I think the biggest problem with the Rs is the same problem the Ds had during W's re-election; they had no real message or plan to sell to the voters. They assumed that discontent for Obama's policies was so great, all they would have to do is give the country an alternative and Obama would be out.

They forgot about the "devil you know" way of thinking and if they couldn't offer a brighter or at least a somewhat detailed plan for America, the voters decided to stick with what they knew instead of more promises of "vote fo me and everything will be better". The voters got taken by that empty rhetoric in 2008, they weren't about to fall for the whole "change will make things better" crap again.
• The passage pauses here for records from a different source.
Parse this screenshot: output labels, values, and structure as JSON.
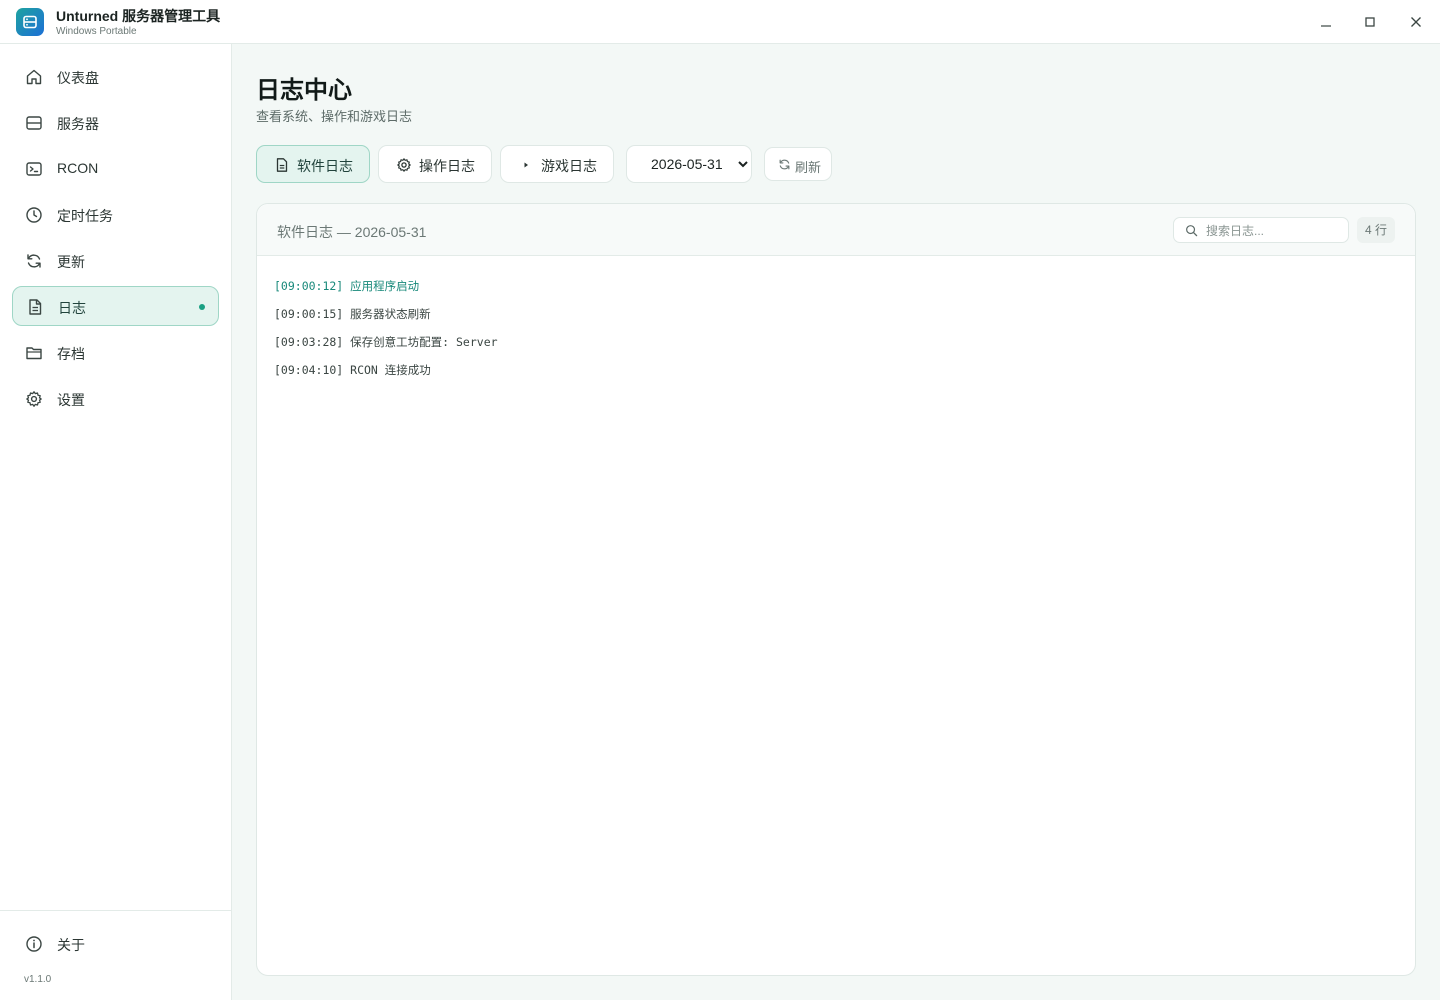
{
  "window": {
    "title": "Unturned 服务器管理工具",
    "subtitle": "Windows Portable"
  },
  "sidebar": {
    "items": [
      {
        "label": "仪表盘",
        "icon": "home-icon"
      },
      {
        "label": "服务器",
        "icon": "server-icon"
      },
      {
        "label": "RCON",
        "icon": "terminal-icon"
      },
      {
        "label": "定时任务",
        "icon": "clock-icon"
      },
      {
        "label": "更新",
        "icon": "refresh-icon"
      },
      {
        "label": "日志",
        "icon": "document-icon",
        "active": true
      },
      {
        "label": "存档",
        "icon": "folder-icon"
      },
      {
        "label": "设置",
        "icon": "gear-icon"
      }
    ],
    "about_label": "关于",
    "version": "v1.1.0"
  },
  "page": {
    "title": "日志中心",
    "subtitle": "查看系统、操作和游戏日志"
  },
  "toolbar": {
    "tabs": [
      {
        "label": "软件日志",
        "icon": "document-icon",
        "active": true
      },
      {
        "label": "操作日志",
        "icon": "gear-icon"
      },
      {
        "label": "游戏日志",
        "icon": "play-icon"
      }
    ],
    "date_value": "2026-05-31",
    "refresh_label": "刷新"
  },
  "log_panel": {
    "header_title": "软件日志 — 2026-05-31",
    "search_placeholder": "搜索日志...",
    "line_count": "4 行",
    "lines": [
      {
        "text": "[09:00:12] 应用程序启动",
        "highlight": true
      },
      {
        "text": "[09:00:15] 服务器状态刷新",
        "highlight": false
      },
      {
        "text": "[09:03:28] 保存创意工坊配置: Server",
        "highlight": false
      },
      {
        "text": "[09:04:10] RCON 连接成功",
        "highlight": false
      }
    ]
  },
  "colors": {
    "accent": "#1aa083",
    "active_bg": "#e4f4ef",
    "active_border": "#9fd6c6",
    "page_bg": "#f3f8f6"
  }
}
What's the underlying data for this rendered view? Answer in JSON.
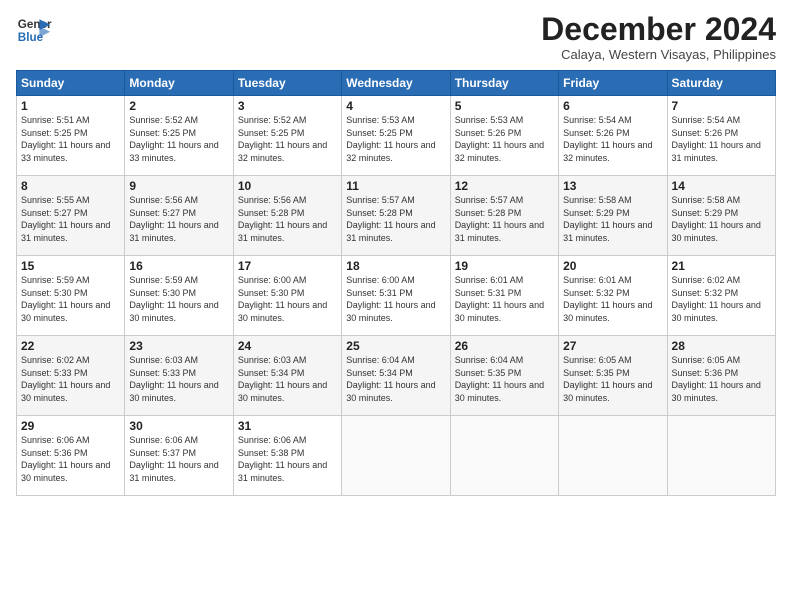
{
  "header": {
    "logo_line1": "General",
    "logo_line2": "Blue",
    "month_title": "December 2024",
    "subtitle": "Calaya, Western Visayas, Philippines"
  },
  "weekdays": [
    "Sunday",
    "Monday",
    "Tuesday",
    "Wednesday",
    "Thursday",
    "Friday",
    "Saturday"
  ],
  "weeks": [
    [
      {
        "day": 1,
        "sunrise": "5:51 AM",
        "sunset": "5:25 PM",
        "daylight": "11 hours and 33 minutes."
      },
      {
        "day": 2,
        "sunrise": "5:52 AM",
        "sunset": "5:25 PM",
        "daylight": "11 hours and 33 minutes."
      },
      {
        "day": 3,
        "sunrise": "5:52 AM",
        "sunset": "5:25 PM",
        "daylight": "11 hours and 32 minutes."
      },
      {
        "day": 4,
        "sunrise": "5:53 AM",
        "sunset": "5:25 PM",
        "daylight": "11 hours and 32 minutes."
      },
      {
        "day": 5,
        "sunrise": "5:53 AM",
        "sunset": "5:26 PM",
        "daylight": "11 hours and 32 minutes."
      },
      {
        "day": 6,
        "sunrise": "5:54 AM",
        "sunset": "5:26 PM",
        "daylight": "11 hours and 32 minutes."
      },
      {
        "day": 7,
        "sunrise": "5:54 AM",
        "sunset": "5:26 PM",
        "daylight": "11 hours and 31 minutes."
      }
    ],
    [
      {
        "day": 8,
        "sunrise": "5:55 AM",
        "sunset": "5:27 PM",
        "daylight": "11 hours and 31 minutes."
      },
      {
        "day": 9,
        "sunrise": "5:56 AM",
        "sunset": "5:27 PM",
        "daylight": "11 hours and 31 minutes."
      },
      {
        "day": 10,
        "sunrise": "5:56 AM",
        "sunset": "5:28 PM",
        "daylight": "11 hours and 31 minutes."
      },
      {
        "day": 11,
        "sunrise": "5:57 AM",
        "sunset": "5:28 PM",
        "daylight": "11 hours and 31 minutes."
      },
      {
        "day": 12,
        "sunrise": "5:57 AM",
        "sunset": "5:28 PM",
        "daylight": "11 hours and 31 minutes."
      },
      {
        "day": 13,
        "sunrise": "5:58 AM",
        "sunset": "5:29 PM",
        "daylight": "11 hours and 31 minutes."
      },
      {
        "day": 14,
        "sunrise": "5:58 AM",
        "sunset": "5:29 PM",
        "daylight": "11 hours and 30 minutes."
      }
    ],
    [
      {
        "day": 15,
        "sunrise": "5:59 AM",
        "sunset": "5:30 PM",
        "daylight": "11 hours and 30 minutes."
      },
      {
        "day": 16,
        "sunrise": "5:59 AM",
        "sunset": "5:30 PM",
        "daylight": "11 hours and 30 minutes."
      },
      {
        "day": 17,
        "sunrise": "6:00 AM",
        "sunset": "5:30 PM",
        "daylight": "11 hours and 30 minutes."
      },
      {
        "day": 18,
        "sunrise": "6:00 AM",
        "sunset": "5:31 PM",
        "daylight": "11 hours and 30 minutes."
      },
      {
        "day": 19,
        "sunrise": "6:01 AM",
        "sunset": "5:31 PM",
        "daylight": "11 hours and 30 minutes."
      },
      {
        "day": 20,
        "sunrise": "6:01 AM",
        "sunset": "5:32 PM",
        "daylight": "11 hours and 30 minutes."
      },
      {
        "day": 21,
        "sunrise": "6:02 AM",
        "sunset": "5:32 PM",
        "daylight": "11 hours and 30 minutes."
      }
    ],
    [
      {
        "day": 22,
        "sunrise": "6:02 AM",
        "sunset": "5:33 PM",
        "daylight": "11 hours and 30 minutes."
      },
      {
        "day": 23,
        "sunrise": "6:03 AM",
        "sunset": "5:33 PM",
        "daylight": "11 hours and 30 minutes."
      },
      {
        "day": 24,
        "sunrise": "6:03 AM",
        "sunset": "5:34 PM",
        "daylight": "11 hours and 30 minutes."
      },
      {
        "day": 25,
        "sunrise": "6:04 AM",
        "sunset": "5:34 PM",
        "daylight": "11 hours and 30 minutes."
      },
      {
        "day": 26,
        "sunrise": "6:04 AM",
        "sunset": "5:35 PM",
        "daylight": "11 hours and 30 minutes."
      },
      {
        "day": 27,
        "sunrise": "6:05 AM",
        "sunset": "5:35 PM",
        "daylight": "11 hours and 30 minutes."
      },
      {
        "day": 28,
        "sunrise": "6:05 AM",
        "sunset": "5:36 PM",
        "daylight": "11 hours and 30 minutes."
      }
    ],
    [
      {
        "day": 29,
        "sunrise": "6:06 AM",
        "sunset": "5:36 PM",
        "daylight": "11 hours and 30 minutes."
      },
      {
        "day": 30,
        "sunrise": "6:06 AM",
        "sunset": "5:37 PM",
        "daylight": "11 hours and 31 minutes."
      },
      {
        "day": 31,
        "sunrise": "6:06 AM",
        "sunset": "5:38 PM",
        "daylight": "11 hours and 31 minutes."
      },
      null,
      null,
      null,
      null
    ]
  ]
}
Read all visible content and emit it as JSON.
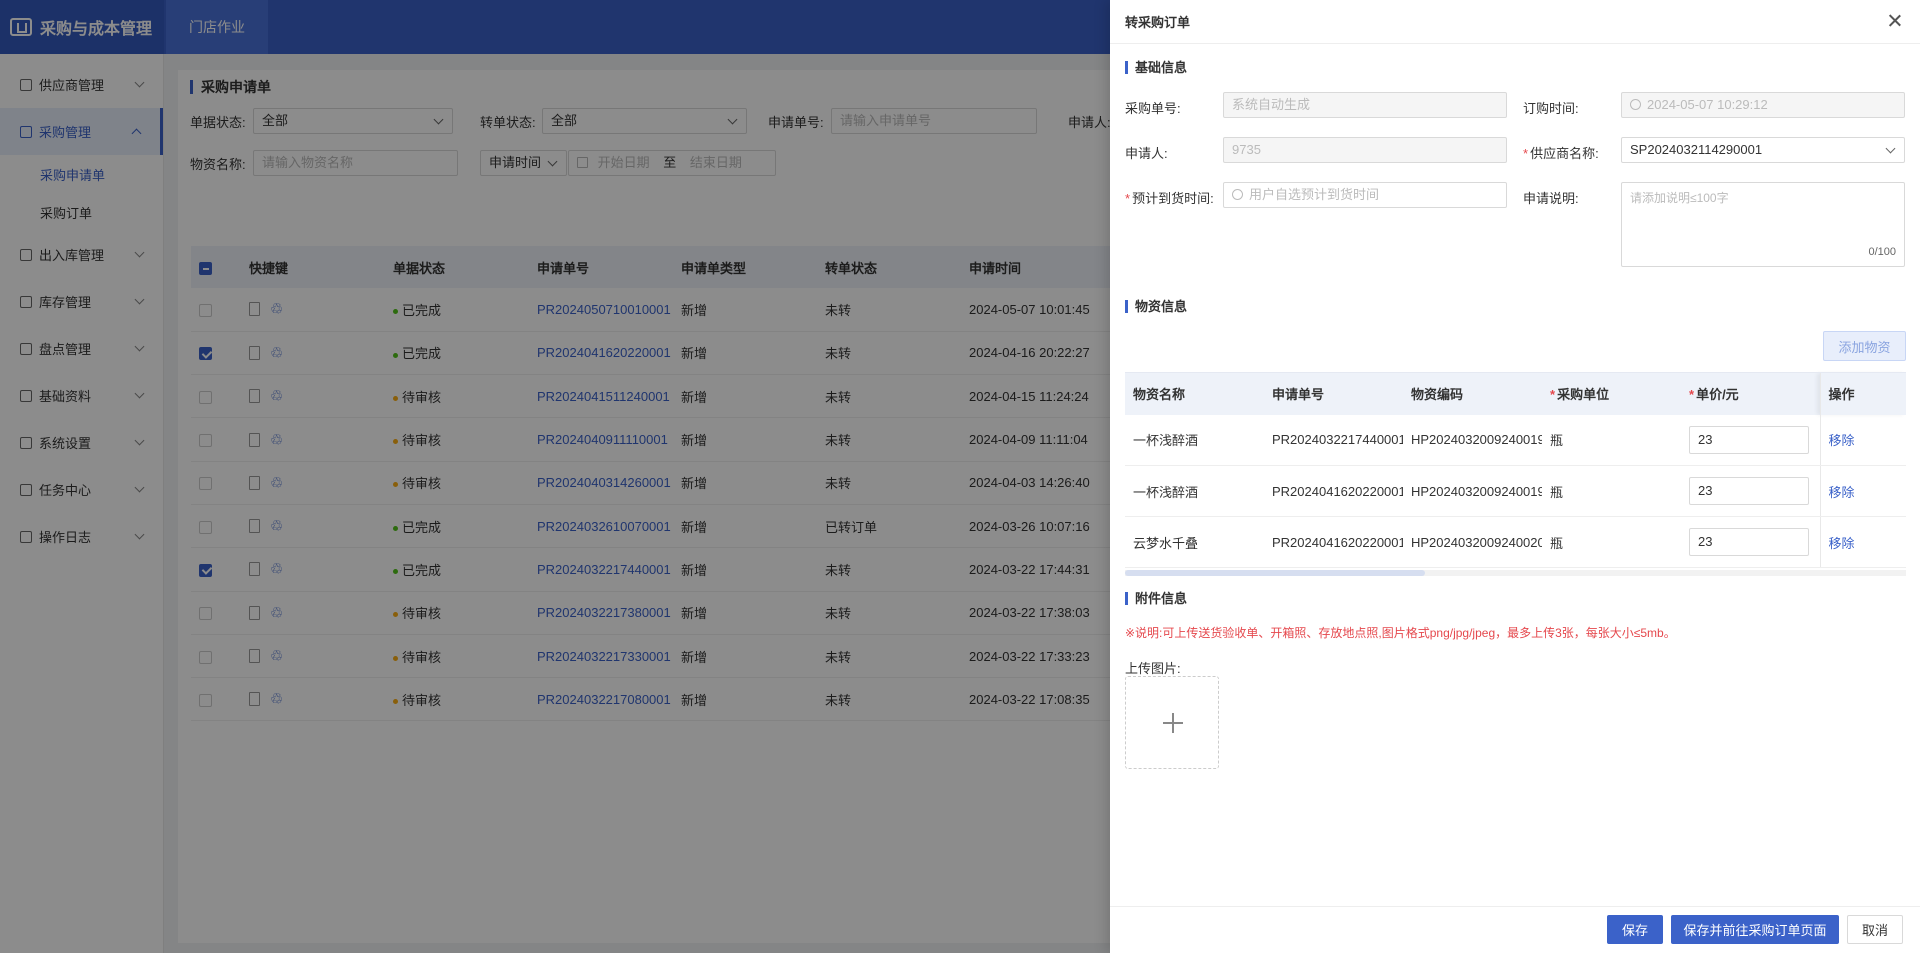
{
  "app": {
    "title": "采购与成本管理",
    "top_tab": "门店作业"
  },
  "sidebar": {
    "items": [
      {
        "label": "供应商管理",
        "icon": "supplier-icon"
      },
      {
        "label": "采购管理",
        "icon": "purchase-icon",
        "active": true,
        "subs": [
          "采购申请单",
          "采购订单"
        ]
      },
      {
        "label": "出入库管理",
        "icon": "warehouse-icon"
      },
      {
        "label": "库存管理",
        "icon": "inventory-icon"
      },
      {
        "label": "盘点管理",
        "icon": "stocktake-icon"
      },
      {
        "label": "基础资料",
        "icon": "basic-data-icon"
      },
      {
        "label": "系统设置",
        "icon": "settings-icon"
      },
      {
        "label": "任务中心",
        "icon": "task-icon"
      },
      {
        "label": "操作日志",
        "icon": "log-icon"
      }
    ]
  },
  "main": {
    "title": "采购申请单",
    "filters": {
      "doc_status_label": "单据状态:",
      "doc_status_value": "全部",
      "trans_status_label": "转单状态:",
      "trans_status_value": "全部",
      "req_no_label": "申请单号:",
      "req_no_placeholder": "请输入申请单号",
      "applicant_label": "申请人:",
      "material_label": "物资名称:",
      "material_placeholder": "请输入物资名称",
      "time_type": "申请时间",
      "start_placeholder": "开始日期",
      "to": "至",
      "end_placeholder": "结束日期"
    },
    "columns": [
      "快捷键",
      "单据状态",
      "申请单号",
      "申请单类型",
      "转单状态",
      "申请时间"
    ],
    "rows": [
      {
        "checked": false,
        "status": "已完成",
        "status_color": "#52c41a",
        "no": "PR2024050710010001",
        "type": "新增",
        "trans": "未转",
        "time": "2024-05-07 10:01:45"
      },
      {
        "checked": true,
        "status": "已完成",
        "status_color": "#52c41a",
        "no": "PR2024041620220001",
        "type": "新增",
        "trans": "未转",
        "time": "2024-04-16 20:22:27"
      },
      {
        "checked": false,
        "status": "待审核",
        "status_color": "#faad14",
        "no": "PR2024041511240001",
        "type": "新增",
        "trans": "未转",
        "time": "2024-04-15 11:24:24"
      },
      {
        "checked": false,
        "status": "待审核",
        "status_color": "#faad14",
        "no": "PR2024040911110001",
        "type": "新增",
        "trans": "未转",
        "time": "2024-04-09 11:11:04"
      },
      {
        "checked": false,
        "status": "待审核",
        "status_color": "#faad14",
        "no": "PR2024040314260001",
        "type": "新增",
        "trans": "未转",
        "time": "2024-04-03 14:26:40"
      },
      {
        "checked": false,
        "status": "已完成",
        "status_color": "#52c41a",
        "no": "PR2024032610070001",
        "type": "新增",
        "trans": "已转订单",
        "time": "2024-03-26 10:07:16"
      },
      {
        "checked": true,
        "status": "已完成",
        "status_color": "#52c41a",
        "no": "PR2024032217440001",
        "type": "新增",
        "trans": "未转",
        "time": "2024-03-22 17:44:31"
      },
      {
        "checked": false,
        "status": "待审核",
        "status_color": "#faad14",
        "no": "PR2024032217380001",
        "type": "新增",
        "trans": "未转",
        "time": "2024-03-22 17:38:03"
      },
      {
        "checked": false,
        "status": "待审核",
        "status_color": "#faad14",
        "no": "PR2024032217330001",
        "type": "新增",
        "trans": "未转",
        "time": "2024-03-22 17:33:23"
      },
      {
        "checked": false,
        "status": "待审核",
        "status_color": "#faad14",
        "no": "PR2024032217080001",
        "type": "新增",
        "trans": "未转",
        "time": "2024-03-22 17:08:35"
      }
    ]
  },
  "drawer": {
    "title": "转采购订单",
    "basic_title": "基础信息",
    "po_no_label": "采购单号:",
    "po_no_value": "系统自动生成",
    "order_time_label": "订购时间:",
    "order_time_value": "2024-05-07 10:29:12",
    "applicant_label": "申请人:",
    "applicant_value": "9735",
    "supplier_label": "供应商名称:",
    "supplier_value": "SP2024032114290001",
    "eta_label": "预计到货时间:",
    "eta_placeholder": "用户自选预计到货时间",
    "remark_label": "申请说明:",
    "remark_placeholder": "请添加说明≤100字",
    "remark_count": "0/100",
    "material_title": "物资信息",
    "add_material": "添加物资",
    "mat_columns": [
      "物资名称",
      "申请单号",
      "物资编码",
      "采购单位",
      "单价/元",
      "操作"
    ],
    "mat_rows": [
      {
        "name": "一杯浅醉酒",
        "req_no": "PR2024032217440001",
        "code": "HP2024032009240019",
        "unit": "瓶",
        "price": "23",
        "op": "移除"
      },
      {
        "name": "一杯浅醉酒",
        "req_no": "PR2024041620220001",
        "code": "HP2024032009240019",
        "unit": "瓶",
        "price": "23",
        "op": "移除"
      },
      {
        "name": "云梦水千叠",
        "req_no": "PR2024041620220001",
        "code": "HP2024032009240020",
        "unit": "瓶",
        "price": "23",
        "op": "移除"
      }
    ],
    "attach_title": "附件信息",
    "attach_note": "※说明:可上传送货验收单、开箱照、存放地点照,图片格式png/jpg/jpeg，最多上传3张，每张大小≤5mb。",
    "upload_label": "上传图片:",
    "save": "保存",
    "save_go": "保存并前往采购订单页面",
    "cancel": "取消"
  }
}
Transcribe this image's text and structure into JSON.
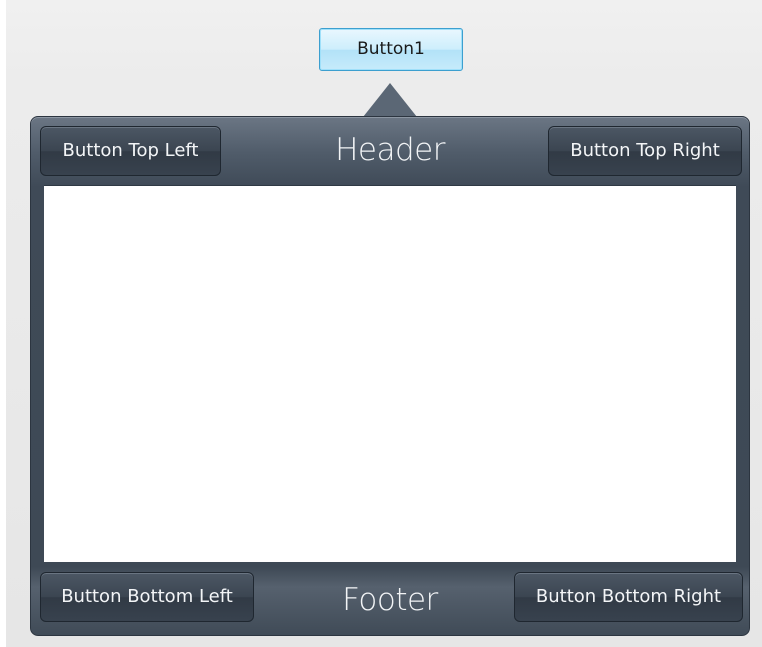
{
  "anchor": {
    "button_label": "Button1"
  },
  "popup": {
    "header": {
      "title": "Header",
      "top_left_label": "Button Top Left",
      "top_right_label": "Button Top Right"
    },
    "footer": {
      "title": "Footer",
      "bottom_left_label": "Button Bottom Left",
      "bottom_right_label": "Button Bottom Right"
    }
  },
  "colors": {
    "popup_background": "#3f4a57",
    "anchor_button_border": "#3c9fcf",
    "anchor_button_fill": "#cdeefc",
    "content_background": "#ffffff"
  }
}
The Rs may be crying sour grapes because they don't offer enough safety nets for the poor but, they have to change their way of thinking on this matter. The poor and middle class need their safety nets to protect against the sudden economic upheavals that happen regularly under the system the Rs are proposing.

They can't just leave people out in the cold to fend for themselves when they fall on hard times through no fault of their own. The Ds get this and offer safety net programs the Rs are afraid to support because anyone living off the government dole, not matter for how short a time, brings to mind the hated word "socialism".

The Rs need to embrace the safety net mentality because globalism is going to cause all sorts of economic upheavals affecting mostly the middle and lower class over the next decades and people need to be reassured that they won't be thrown to the wolves when their job gets outsourced.